RUN pip3 install requests

COPY merge_pr.py /
ENTRYPOINT ["python3", "/merge_pr.py"]

# auto_merge_pull_requests/merge_pr.py
#!/usr/bin/env python
# -*- encoding: utf-8

import json
import os

import requests


def create_session(github_token):
    sess = requests.Session()
    sess.headers = {
        "Accept": "; ".join([
            "application/vnd.github.v3+json",
            "application/vnd.github.antiope-preview+json",
        ]),
        "Authorization": f"token {github_token}",
        "User-Agent": f"GitHub Actions script in {__file__}"
    }

    def raise_for_status(resp, *args, **kwargs):
        try:
            resp.raise_for_status()
        except Exception:
            print(resp.text)
            sys.exit("Error: Invalid repo, token or network issue!")

    sess.hooks["response"].append(raise_for_status)
    return sess


if __name__ == "__main__":
    event_path = os.environ["GITHUB_EVENT_PATH"]
    event_data = json.load(open(event_path))

    check_run = event_data["check_run"]
    name = check_run["name"]

    if check_run["status"] != "completed":
        print(f"*** Check run {name} has not completed")
        sys.exit(78)

    if check_run["conclusion"] != "success":
        print(f"*** Check run {name} has not succeeded")
        sys.exit(1)

    assert len(check_run["pull_requests"]) == 1
    pull_request = check_run["pull_requests"][0]
    pr_number = pull_request["number"]
    pr_src = pull_request["head"]["ref"]
    pr_dst = pull_request["base"]["ref"]

    print(f"*** Checking pull request #{pr_number}: {pr_src} ~> {pr_dst}")

    github_token = os.environ["GITHUB_TOKEN"]

    sess = create_session(github_token)

    pr_data = sess.get(pull_request["url"]).json()

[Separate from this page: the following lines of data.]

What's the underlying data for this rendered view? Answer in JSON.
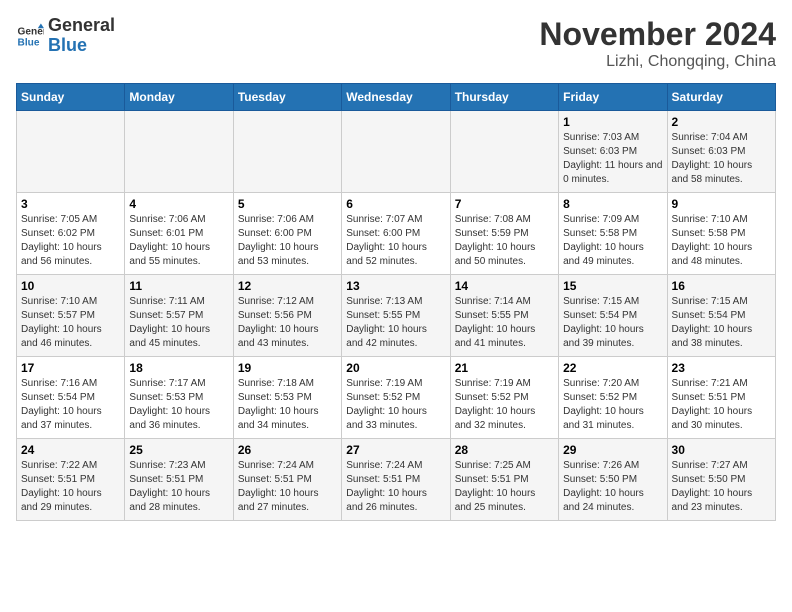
{
  "header": {
    "logo": {
      "line1": "General",
      "line2": "Blue"
    },
    "month": "November 2024",
    "location": "Lizhi, Chongqing, China"
  },
  "days_of_week": [
    "Sunday",
    "Monday",
    "Tuesday",
    "Wednesday",
    "Thursday",
    "Friday",
    "Saturday"
  ],
  "weeks": [
    [
      {
        "date": "",
        "info": ""
      },
      {
        "date": "",
        "info": ""
      },
      {
        "date": "",
        "info": ""
      },
      {
        "date": "",
        "info": ""
      },
      {
        "date": "",
        "info": ""
      },
      {
        "date": "1",
        "info": "Sunrise: 7:03 AM\nSunset: 6:03 PM\nDaylight: 11 hours and 0 minutes."
      },
      {
        "date": "2",
        "info": "Sunrise: 7:04 AM\nSunset: 6:03 PM\nDaylight: 10 hours and 58 minutes."
      }
    ],
    [
      {
        "date": "3",
        "info": "Sunrise: 7:05 AM\nSunset: 6:02 PM\nDaylight: 10 hours and 56 minutes."
      },
      {
        "date": "4",
        "info": "Sunrise: 7:06 AM\nSunset: 6:01 PM\nDaylight: 10 hours and 55 minutes."
      },
      {
        "date": "5",
        "info": "Sunrise: 7:06 AM\nSunset: 6:00 PM\nDaylight: 10 hours and 53 minutes."
      },
      {
        "date": "6",
        "info": "Sunrise: 7:07 AM\nSunset: 6:00 PM\nDaylight: 10 hours and 52 minutes."
      },
      {
        "date": "7",
        "info": "Sunrise: 7:08 AM\nSunset: 5:59 PM\nDaylight: 10 hours and 50 minutes."
      },
      {
        "date": "8",
        "info": "Sunrise: 7:09 AM\nSunset: 5:58 PM\nDaylight: 10 hours and 49 minutes."
      },
      {
        "date": "9",
        "info": "Sunrise: 7:10 AM\nSunset: 5:58 PM\nDaylight: 10 hours and 48 minutes."
      }
    ],
    [
      {
        "date": "10",
        "info": "Sunrise: 7:10 AM\nSunset: 5:57 PM\nDaylight: 10 hours and 46 minutes."
      },
      {
        "date": "11",
        "info": "Sunrise: 7:11 AM\nSunset: 5:57 PM\nDaylight: 10 hours and 45 minutes."
      },
      {
        "date": "12",
        "info": "Sunrise: 7:12 AM\nSunset: 5:56 PM\nDaylight: 10 hours and 43 minutes."
      },
      {
        "date": "13",
        "info": "Sunrise: 7:13 AM\nSunset: 5:55 PM\nDaylight: 10 hours and 42 minutes."
      },
      {
        "date": "14",
        "info": "Sunrise: 7:14 AM\nSunset: 5:55 PM\nDaylight: 10 hours and 41 minutes."
      },
      {
        "date": "15",
        "info": "Sunrise: 7:15 AM\nSunset: 5:54 PM\nDaylight: 10 hours and 39 minutes."
      },
      {
        "date": "16",
        "info": "Sunrise: 7:15 AM\nSunset: 5:54 PM\nDaylight: 10 hours and 38 minutes."
      }
    ],
    [
      {
        "date": "17",
        "info": "Sunrise: 7:16 AM\nSunset: 5:54 PM\nDaylight: 10 hours and 37 minutes."
      },
      {
        "date": "18",
        "info": "Sunrise: 7:17 AM\nSunset: 5:53 PM\nDaylight: 10 hours and 36 minutes."
      },
      {
        "date": "19",
        "info": "Sunrise: 7:18 AM\nSunset: 5:53 PM\nDaylight: 10 hours and 34 minutes."
      },
      {
        "date": "20",
        "info": "Sunrise: 7:19 AM\nSunset: 5:52 PM\nDaylight: 10 hours and 33 minutes."
      },
      {
        "date": "21",
        "info": "Sunrise: 7:19 AM\nSunset: 5:52 PM\nDaylight: 10 hours and 32 minutes."
      },
      {
        "date": "22",
        "info": "Sunrise: 7:20 AM\nSunset: 5:52 PM\nDaylight: 10 hours and 31 minutes."
      },
      {
        "date": "23",
        "info": "Sunrise: 7:21 AM\nSunset: 5:51 PM\nDaylight: 10 hours and 30 minutes."
      }
    ],
    [
      {
        "date": "24",
        "info": "Sunrise: 7:22 AM\nSunset: 5:51 PM\nDaylight: 10 hours and 29 minutes."
      },
      {
        "date": "25",
        "info": "Sunrise: 7:23 AM\nSunset: 5:51 PM\nDaylight: 10 hours and 28 minutes."
      },
      {
        "date": "26",
        "info": "Sunrise: 7:24 AM\nSunset: 5:51 PM\nDaylight: 10 hours and 27 minutes."
      },
      {
        "date": "27",
        "info": "Sunrise: 7:24 AM\nSunset: 5:51 PM\nDaylight: 10 hours and 26 minutes."
      },
      {
        "date": "28",
        "info": "Sunrise: 7:25 AM\nSunset: 5:51 PM\nDaylight: 10 hours and 25 minutes."
      },
      {
        "date": "29",
        "info": "Sunrise: 7:26 AM\nSunset: 5:50 PM\nDaylight: 10 hours and 24 minutes."
      },
      {
        "date": "30",
        "info": "Sunrise: 7:27 AM\nSunset: 5:50 PM\nDaylight: 10 hours and 23 minutes."
      }
    ]
  ]
}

    pr_title = pr_data["title"]
    print(f"*** Title of PR is {pr_title!r}")
    if pr_title.startswith("[WIP] "):
        print("*** This is a WIP PR, will not merge")
        sys.exit(78)

    pr_user = pr_data["user"]["login"]
    print(f"*** This pull request was opened by {pr_user}")
    if pr_user != "alexwlchan":
        print("*** This pull request was opened by somebody who isn't me")
        sys.exit(78)

    print("*** This pull request is ready to be merged.")
    merge_url = pull_request["url"] + "/merge"
    sess.put(merge_url)

    print("*** Cleaning up pull request branch")
    pr_ref = pr_data["head"]["ref"]
    api_base_url = pr_data["base"]["repo"]["url"]
    ref_url = f"{api_base_url}/git/refs/heads/{pr_ref}"
    sess.delete(ref_url)

I keep this in a separate repo (which doesn’t have auto-merging enabled), so nobody can maliciously modify the workflow rules and get their own code merged. I’m not entirely sure what safety checks are in place to prevent workflows modifying themselves, and having an extra layer of separation makes me feel more comfortable.

Putting it to use

If you want to use this code, you’ll need to modify the code for your own rules. Please don’t give me magic merge rights to your GitHub repos!

With this basic skeleton, there are lots of ways you could extend it. You could post comments on failing pull requests explaining how to diagnose a failure. You could request reviews if you get a pull request from an external contributor, and post a comment thanking them for their work. You could measure how long it took to run the check, to see if it’s slowed down your build times. And so on.

GitHub Actions feels like it could be really flexible and powerful, and I’m glad to have created something useful with it. I’ve had this code running in the repo for this blog for nearly a month, and it’s working fine – saving me a bit of work every time. It’ll even merge the pull request where I’ve written this blog post.